NEW DELHI: Delhi’s tryst with Durga Puja goes back nearly two centuries, to a time when it was still under Mughal rule. The first Puja here was organised in 1842 by Shri Bhavani Majumdar and a few wealthy Bengalis from Rajshahi, now in Bangladesh.
They had arrived on an administrative mission to the Mughal durbar, but with work delayed and the festive season approaching, they decided to bring the celebration to the capital. Idols and puja items were brought all the way from Bengal.

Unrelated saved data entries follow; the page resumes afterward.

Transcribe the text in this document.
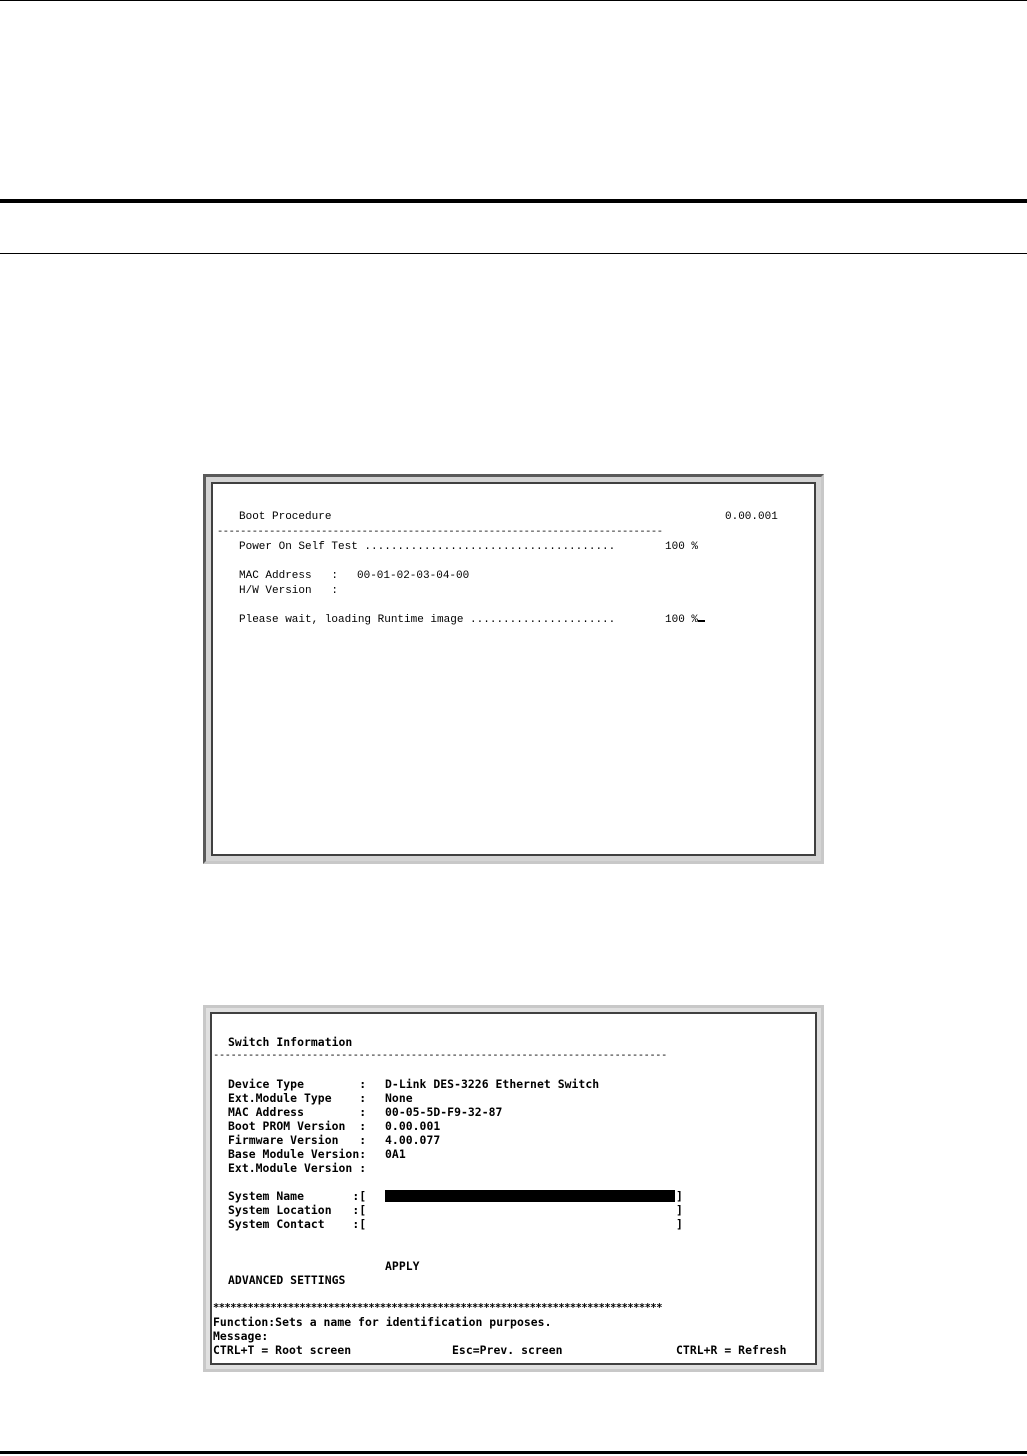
Boot Procedure	0.00.001
-----------------------------------------------------------------------------
Power On Self Test ......................................	100 %
MAC Address   : 00-01-02-03-04-00
H/W Version   :
Please wait, loading Runtime image ......................	100 %
Switch Information
------------------------------------------------------------------------------
Device Type        : D-Link DES-3226 Ethernet Switch
Ext.Module Type    : None
MAC Address        : 00-05-5D-F9-32-87
Boot PROM Version  : 0.00.001
Firmware Version   : 4.00.077
Base Module Version: 0A1
Ext.Module Version :
System Name       :[	]
System Location   :[	]
System Contact    :[	]
APPLY
ADVANCED SETTINGS
******************************************************************************
Function:Sets a name for identification purposes.
Message:
CTRL+T = Root screen	Esc=Prev. screen	CTRL+R = Refresh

However, it took almost seven decades for the city to witness its first community Puja. In 1910, a group of Bengali traders organised a modest celebration in a small Dharamshala at Ballimaran. Popularly known as the Kashmere Gate Puja, it remains Delhi’s oldest community Puja.

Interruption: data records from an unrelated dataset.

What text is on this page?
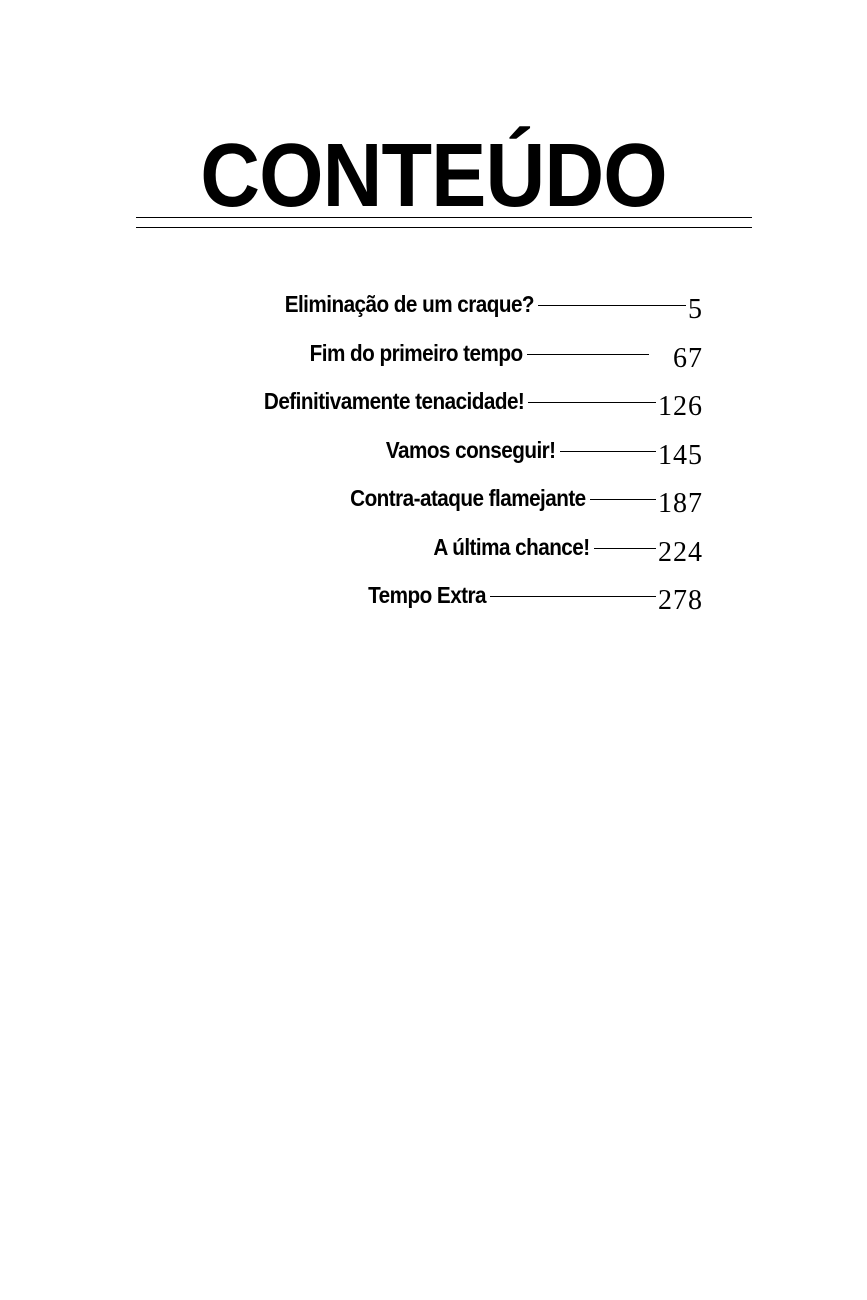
CONTEÚDO
Eliminação de um craque?	5
Fim do primeiro tempo	67
Definitivamente tenacidade!	126
Vamos conseguir!	145
Contra-ataque flamejante	187
A última chance! 224
Tempo Extra	278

The immersion procession still moves through the streets on a bullock cart, accompanied by dhaakis and shehnai players, a practice that has survived the passage of time.
The growth of Pujas mirrored the city’s transformation. The second community celebration began at Timarpur in 1913. Six years later, workers at the Government of India Press launched their own Puja. By 1921, the festival took root in the DIZ area near Gol Market, moving between local squares until the New Delhi Kali Bari was built on Mandir Marg in 1935.

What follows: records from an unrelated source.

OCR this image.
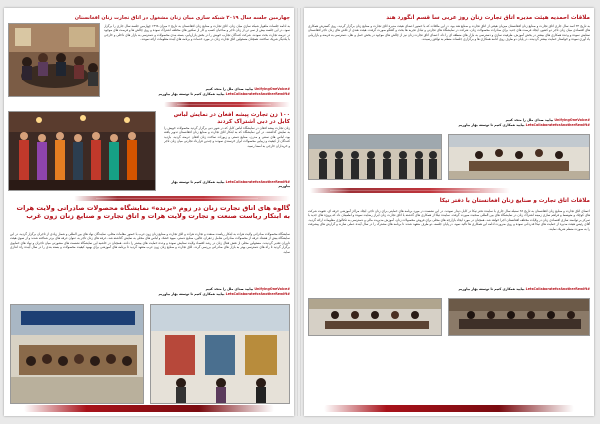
چهارمین جلسه سال ۲۰۱۹ شبکه سازی میان زنان مشغول در اتاق تجارت زنان افغانستان
به ادامه جلسات ماهوار شبکه سازی میان زنان، اتاق تجارت و صنایع زنان افغانستان به تاریخ ۶ میزان ۱۳۹۸ چهارمین جلسه سال جاری را برگزار نمود. در این جلسه بیش از سی تن از زنان تاجر و صاحبان کسب و کار از سکتور های مختلف اشتراک نموده و روی چالش ها و فرصت های موجود در عرصه تجارت بحث نمودند. شرکت کنندگان تجارب خویش را در بخش بازاریابی، بسته بندی محصولات و دسترسی به بازار های داخلی و خارجی با یکدیگر شریک ساختند. همچنان مسئولین اتاق تجارت زنان در مورد خدمات و برنامه های آینده معلومات ارائه نمودند.
#UnifyingOneVoice بیایید صدای ملل را متحد کنیم
#LetsCollaborateforAnotherRewift بیایید همکاری کنیم تا توسعه بهار بیاوریم
۱۰۰ زن تجارت پیشه افغان در نمایش لباس کابل در دبی اشتراک کردند
زنان تجارت پیشه افغان در نمایشگاه لباس کابل که در شهر دبی برگزار گردید محصولات خویش را به نمایش گذاشتند. در این نمایشگاه که به ابتکار اتاق تجارت و صنایع زنان افغانستان تدویر یافته بود، لباس های سنتی و مدرن، صنایع دستی و زیورات ساخت زنان افغان عرضه گردید. بازدید کنندگان از کیفیت و زیبایی محصولات ابراز خرسندی نمودند و چندین قرارداد تجارتی میان زنان تاجر و خریداران خارجی به امضا رسید.
#LetsCollaborateforAnotherRewift بیایید همکاری کنیم تا توسعه بهار بیاوریم
گالوه های اتاق تجارت زنان در زوم «برنده» نمایشگاه محصولات صادراتی ولایت هرات به ابتکار ریاست صنعت و تجارت ولایت هرات و اتاق تجارت و صنایع زنان زون غرب
نمایشگاه محصولات صادراتی ولایت هرات به ابتکار ریاست صنعت و تجارت هرات و اتاق تجارت و صنایع زنان زون غرب با حضور مقامات محلی، نمایندگان نهاد های بین المللی و شمار زیادی از تاجران برگزار گردید. در این نمایشگاه بیش از هشتاد غرفه از محصولات صادراتی شامل زعفران، قالین، صنایع دستی، میوه خشک و لباس های محلی به نمایش گذاشته شد. غرفه های زنان تاجر به عنوان غرفه های برتر شناخته شدند و از سوی هیئت داوران تقدیر گردیدند. مسئولین محلی از نقش فعال زنان در رشد اقتصاد ولایت ستایش نموده و وعده حمایت های بیشتر را دادند. همچنان در حاشیه این نمایشگاه نشست های مشورتی میان تاجران و نهاد های حمایوی برگزار گردید تا راه های دسترسی بهتر به بازار های صادراتی بررسی گردد. اتاق تجارت و صنایع زنان زون غرب متعهد گردید تا برنامه های آموزشی برای بهبود کیفیت محصولات و بسته بندی را در سال آینده راه اندازی نماید.
#UnifyingOneVoice بیایید صدای ملل را متحد کنیم
#LetsCollaborateforAnotherRewift بیایید همکاری کنیم تا توسعه بهار بیاوریم
ملاقات احمدیه هیئت مدیره اتاق تجارت زنان روز عربی سا قسم انگورد هند
به تاریخ ۲۴ اسد سال جاری اتاق تجارت و صنایع زنان افغانستان میزبان هیئتی از اتاق تجارت و صنایع هند بود. در این ملاقات که با حضور اعضای هیئت مدیره اتاق تجارت و صنایع زنان برگزار گردید، روی گسترش همکاری های اقتصادی میان زنان تاجر دو کشور، ایجاد فرصت های جدید برای صادرات محصولات زنان، شرکت در نمایشگاه های تجارتی و تبادل تجربه ها بحث و گفتگو صورت گرفت. هیئت هندی از تلاش های زنان تاجر افغانستان ستایش نموده و وعده همکاری های بیشتر در بخش آموزش، ظرفیت سازی و دسترسی به بازار های منطقه ای را داد. اعضای اتاق تجارت زنان نیز از چالش های موجود در بخش حمل و نقل، دسترسی به قرضه و بازاریابی یاد آوری نموده و خواستار حمایت بیشتر گردیدند. در پایان دو طرف روی ادامه همکاری ها و برگزاری جلسات منظم به توافق رسیدند.
#UnifyingOneVoice بیایید صدای ملل را متحد کنیم
#LetsCollaborateforAnotherRewift بیایید همکاری کنیم تا توسعه بهار بیاوریم
ملاقات اتاق تجارت و صنایع زنان افغانستان با دفتر تیکا
اعضای اتاق تجارت و صنایع زنان افغانستان به تاریخ ۲۸ سنبله سال جاری با نماینده دفتر تیکا در کابل دیدار نمودند. در این نشست در مورد برنامه های حمایتی برای زنان تاجر، ایجاد مراکز آموزشی حرفه ای، تقویت شرکت های کوچک و متوسط و فراهم سازی زمینه اشتراک زنان در نمایشگاه های بین المللی صحبت صورت گرفت. نماینده تیکا از همکاری های گذشته با اتاق تجارت زنان ابراز رضایت نموده و اطمینان داد که پروژه های جدید با تمرکز بر توانمند سازی اقتصادی زنان در ولایات مختلف افغانستان اجرا خواهد شد. همچنان در مورد ایجاد بازارچه های محلی برای فروش محصولات زنان، آموزش مدیریت مالی و دسترسی به تکنالوژی معلومات ارائه گردید. آقای رئیس هیئت مدیره از حمایت های تیکا قدردانی نموده و روی ضرورت ادامه این همکاری ها تاکید نمود. در پایان جلسه، دو طرف متعهد شدند تا برنامه های مشترک را در سال آینده عملی سازند و گزارش های پیشرفت را به صورت منظم شریک نمایند.
#LetsCollaborateforAnotherRewift بیایید همکاری کنیم تا توسعه بهار بیاوریم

Lodhi Road saw its first celebration in 1944, followed by Karol Bagh in 1947, and then Darya Ganj and Mata Sundari Road in 1948. In the years that followed, Puja organisers spread into Defence Colony, Kailash Colony, Shahdara, Palam and Patel Nagar. By the 1970s and 80s, the festival had become a fixture in neighbourhoods such as Safdarjung Enclave, Vasant Kunj, Paschim Vihar and the trans-Yamuna belt.
A major milestone came in 1970 when Chittaranjan Park, which has since earned the “moniker mini Bengal” title, hosted its first Puja in a neighbourhood park. Today, CR Park alone hosts more than a dozen large-scale celebrations. By 2014, the number of Durga Pujas in Delhi and the NCR, spanning Dwarka, Mayur Vihar, Indirapuram, Noida, Ghaziabad, Gurugram and Faridabad, had crossed 400. Alongside the grand community celebrations, smaller household Pujas, known as Barir Pujo, continue quietly in many families, preserving an intimate link to tradition.